By Ken Richards - 03/05/07 06:12 PM EST
The McCain-Lieberman climate-change bill has been lauded for its ambitiousness and bipartisan support. By contrast, Sen. Jeff Bingaman’s (D-N.M.) alternative plan has taken heat in Congress for being excessively modest in its environmental goals. But the fundamental difference between the McCain-Lieberman energy bill and Bingaman’s is not one of degree but of basic structure, and it is Bingaman who has the clearly superior plan. Bingaman’s proposal will accomplish any given greenhouse gas target that Congress sets, with less fuss and less cost.
Bingaman’s bill, by targeting the primary producers of fossil fuels, promises straightforward implementation and results that can be measured immediately. The McCain-Lieberman bill, which focuses on end-users in the energy production chain, is a bureaucratic nightmare destined to collapse under its own weight.

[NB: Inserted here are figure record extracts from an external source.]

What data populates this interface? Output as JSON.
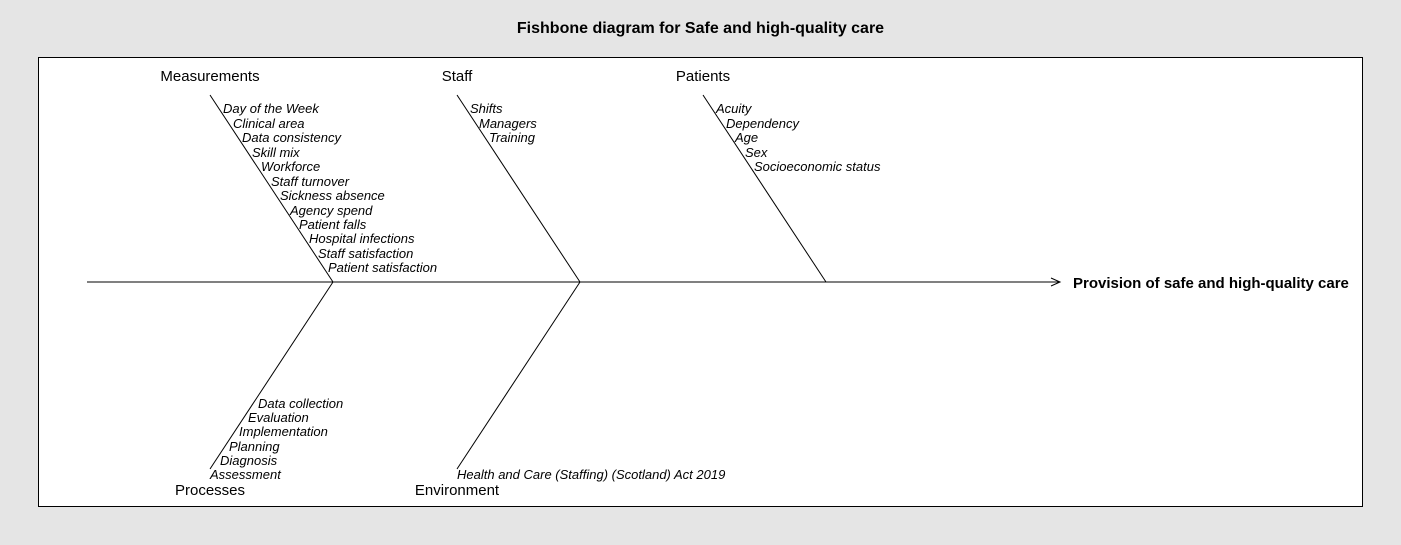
{
  "title": "Fishbone diagram for Safe and high-quality care",
  "effect": "Provision of safe and high-quality care",
  "categories": {
    "measurements": {
      "label": "Measurements",
      "causes": [
        "Day of the Week",
        "Clinical area",
        "Data consistency",
        "Skill mix",
        "Workforce",
        "Staff turnover",
        "Sickness absence",
        "Agency spend",
        "Patient falls",
        "Hospital infections",
        "Staff satisfaction",
        "Patient satisfaction"
      ]
    },
    "staff": {
      "label": "Staff",
      "causes": [
        "Shifts",
        "Managers",
        "Training"
      ]
    },
    "patients": {
      "label": "Patients",
      "causes": [
        "Acuity",
        "Dependency",
        "Age",
        "Sex",
        "Socioeconomic status"
      ]
    },
    "processes": {
      "label": "Processes",
      "causes": [
        "Data collection",
        "Evaluation",
        "Implementation",
        "Planning",
        "Diagnosis",
        "Assessment"
      ]
    },
    "environment": {
      "label": "Environment",
      "causes": [
        "Health and Care (Staffing) (Scotland) Act 2019"
      ]
    }
  }
}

The goal of both these bills is to reduce emissions of carbon dioxide, the primary greenhouse gas that is released as a by-product of fossil fuels (coal, natural gas and petroleum products). Both bills employ cap-and-trade schemes that permit specified levels of emissions while providing for allowances to be bought and sold among different businesses as an incentive for cost-effective reductions.

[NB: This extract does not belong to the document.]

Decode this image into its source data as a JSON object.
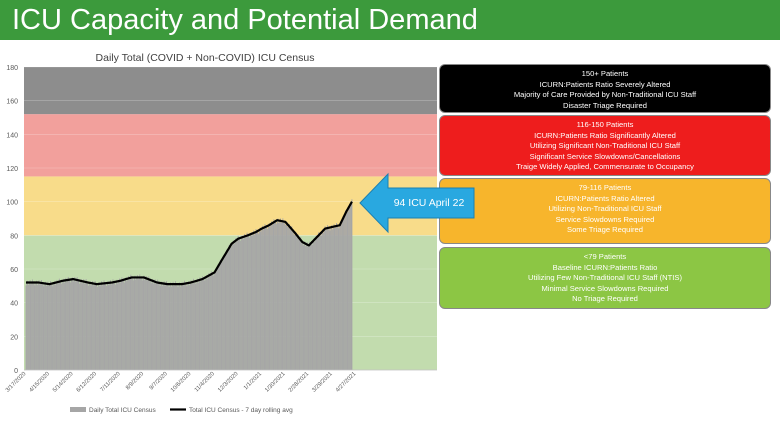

The difference is that Bingaman’s plan, by focusing upstream, deals with fewer than 2,000 companies. The McCain-Lieberman downstream plan requires oversight of potentially tens of thousands of emissions sites and still leaves a significant amount of the nation’s carbon dioxide emissions outside the system.

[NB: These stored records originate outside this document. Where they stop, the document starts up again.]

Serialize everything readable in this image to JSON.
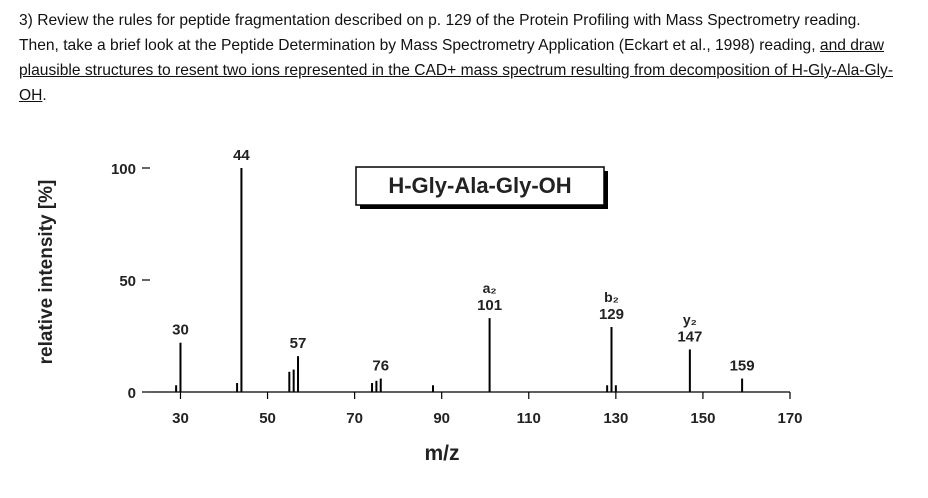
{
  "question": {
    "text": "3) Review the rules for peptide fragmentation described on p. 129 of the Protein Profiling with Mass Spectrometry reading. Then, take a brief look at the Peptide Determination by Mass Spectrometry Application (Eckart et al., 1998) reading,",
    "underlined": "and draw plausible structures to resent two ions represented in the CAD+ mass spectrum resulting from decomposition of H-Gly-Ala-Gly-OH",
    "end": "."
  },
  "chart_data": {
    "type": "stem",
    "title": "H-Gly-Ala-Gly-OH",
    "x_label": "m/z",
    "y_label": "relative intensity [%]",
    "x": [
      29,
      30,
      43,
      44,
      55,
      56,
      57,
      74,
      75,
      76,
      88,
      101,
      128,
      129,
      130,
      147,
      159
    ],
    "values": [
      3,
      22,
      4,
      100,
      9,
      10,
      16,
      4,
      5,
      6,
      3,
      33,
      3,
      29,
      3,
      19,
      6
    ],
    "peak_labels": [
      null,
      "30",
      null,
      "44",
      null,
      null,
      "57",
      null,
      null,
      "76",
      null,
      "101",
      null,
      "129",
      null,
      "147",
      "159"
    ],
    "ion_labels": [
      null,
      null,
      null,
      null,
      null,
      null,
      null,
      null,
      null,
      null,
      null,
      "a₂",
      null,
      "b₂",
      null,
      "y₂",
      null
    ],
    "color": "#000000",
    "xlim": [
      23,
      170
    ],
    "ylim": [
      0,
      100
    ],
    "xticks": [
      30,
      50,
      70,
      90,
      110,
      130,
      150,
      170
    ],
    "yticks": [
      0,
      50,
      100
    ]
  }
}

The Bingaman approach places a far smaller information burden on the private sector. It would simply require coalmines, oil refineries, and natural gas processors to report the amount of carbon they produce or process, figures that are easily derivable. This information is already available as part of fossil fuel production reporting.
The McCain-Lieberman bill, on the other hand, addresses more than 3,500 separate electricity generators and over 380,000 manufacturing establishments, few of which are currently monitored for carbon emissions.
Moreover, the Bingaman bill covers all fossil carbon sources without making exceptions for favored sectors. By including all producers, it draws on the maximum possible number of opportunities for reductions in emissions.
The McCain-Lieberman bill contains a wealth of complex and hazy exceptions, rules to avoid double counting, continuous emissions monitoring, differential treatment of various industries and impossibly complex systems of reporting that leave room for any number of errors and misrepresentations. Because of gaps in its coverage, it may actually induce economically inefficient movement of emissions from covered to uncovered sources.
Why would we choose a system that requires implementing a vast number of new monitoring and reporting structures when we can achieve the same thing using existing measurements at a relatively tiny number of data collection points?
The real barrier to the upstream approach is, most likely, inertia. We have always focused downstream in controlling other pollutants. But no policymaker prior to Bingaman has looked closely enough at the science to realize that carbon content is uniquely reliable in producing a measure of pollution at the end of the cycle. The environmental result is the same whether you control the amount of carbon entering the system at the front or the amount of gas being released at the end of the cycle. Why not take advantage of this characteristic and simplify the process?
Whether the caps are placed upstream or down, on a couple thousand primary fossil-fuel producers or tens of thousands of manufacturers, electricity generators and others, the users of energy are going to have to adapt to a new constraint on carbon. With Bingaman’s plan, there will still be adaptation downstream, but it will be in response to a price signal instead of weak public encouragement or inefficient controls.
The McCain-Lieberman bill is awkward, clumsy and will lead to endless negotiation and probably litigation. The Bingaman bill is sleek and simple to implement. It is Rube Goldberg versus Steve Jobs.
This is not to say that the Bingaman bill is without flaws, but there is one unequivocal point: In terms of the basic architecture of the program, Bingaman got it right.
Ken Richards is an associate professor in Indiana University’s School of Public and Environmental Affairs, specializing in environmental law and public policy. His recent work with the Pew Center on Global Climate Change has focused on strategies for carbon management.